Sungsic Moon's primary tool in 《Life》 is the pencil with which he carves and draws directly into wet paint. Far surpassing its utilitarian function as a mere tool for mark making, the properties of the medium allows the artist to depict imagery that is both layered and fragmentary.

Moon, who has been actively employing the pencil since his years in college, developed this technique as part of his approach to pictorial language and it remains unique to his practice to this day. As Moon once remarked, “Pencils are the most basic materials in painting, spontaneous and simple. I think this resembles my unexaggerated and unpretentious personality.

Painting resembles the artist’s nature. The charm of a pencil as an artistic medium is that it shows the command of consciousness through the medium of the hand in an honest manner without any distortion.” Most of the new works in the exhibition are comprised of “oil drawings,” produced by scratching the thick oil paint surface with a pencil, where the artist pays close attention to the friction between the pencil and the wet ground.

Graphite and oil paint do not mix easily, so they tend to create resistance on the surface.
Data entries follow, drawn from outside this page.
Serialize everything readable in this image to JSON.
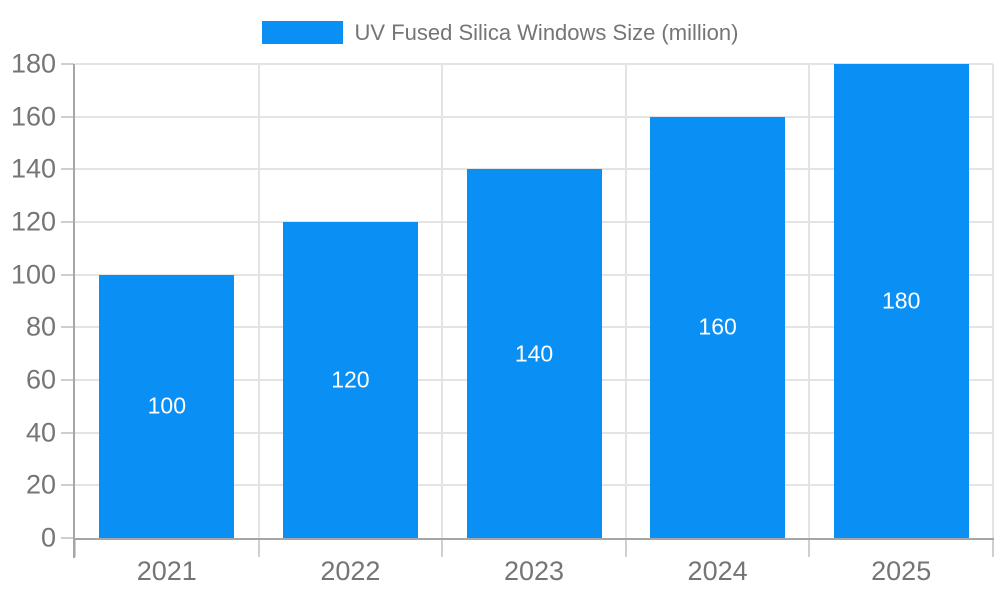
{
  "legend": {
    "label": "UV Fused Silica Windows Size (million)"
  },
  "chart_data": {
    "type": "bar",
    "title": "UV Fused Silica Windows Size (million)",
    "categories": [
      "2021",
      "2022",
      "2023",
      "2024",
      "2025"
    ],
    "series": [
      {
        "name": "UV Fused Silica Windows Size (million)",
        "values": [
          100,
          120,
          140,
          160,
          180
        ]
      }
    ],
    "value_labels": [
      "100",
      "120",
      "140",
      "160",
      "180"
    ],
    "xlabel": "",
    "ylabel": "",
    "ylim": [
      0,
      180
    ],
    "yticks": [
      0,
      20,
      40,
      60,
      80,
      100,
      120,
      140,
      160,
      180
    ],
    "grid": true,
    "legend_position": "top-center",
    "colors": {
      "bar": "#0a90f5",
      "value_label": "#ffffff",
      "axis_text": "#757575",
      "legend_text": "#757575",
      "gridline": "#e4e4e4",
      "axis_line": "#a6a6a6",
      "tick": "#cfcfcf",
      "background": "#ffffff"
    }
  }
}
It is this tension where Moon infuses his work with empathy, where the artist’s will against the resistance is represented by his repeated scratching on the surface with force, giving rise to a kind of repetitive performance.

In some respects, this method resembles the impasto technique¹ with the thick application of matière and thereby overcomes the resistance between the pencil and the oil painting to assert a kind of “will to draw.” It is this struggle that embodies Moon's vision of a simple but rustic “life”—in the form of a relief on the canvas.

For the artist, this romantic master narrative is composed of unremarkable landscapes inhabited by everyday people and things, a combination he calls “us, now, here.” Simple moments like that of a flower blossoming and withering, the cycle of seasons, animals in their breeding season, and the existence of life that inevitably wanes, allow the artist’s attention to highlight the small but indelible elements of life that give it meaning.

It is Moon's sensitivity that absorbs these small moments, which are then emitted and translated through his ”oil drawings.” These works, unlike pencil drawings which bear unintentional smudges and graphite fragments, are in no way fortuitous outcomes.

They require the utmost level of focus and intentionality which doesn't allow for chance gestures, meaning that the work is only complete when the artist’s pencil touches upon all parts of the canvas. Holding these competing emotions of beauty and banality, control and passion, Sungsic Moon’s paintings allow his viewers to feel the unexaggerated and pure perception of the natural world.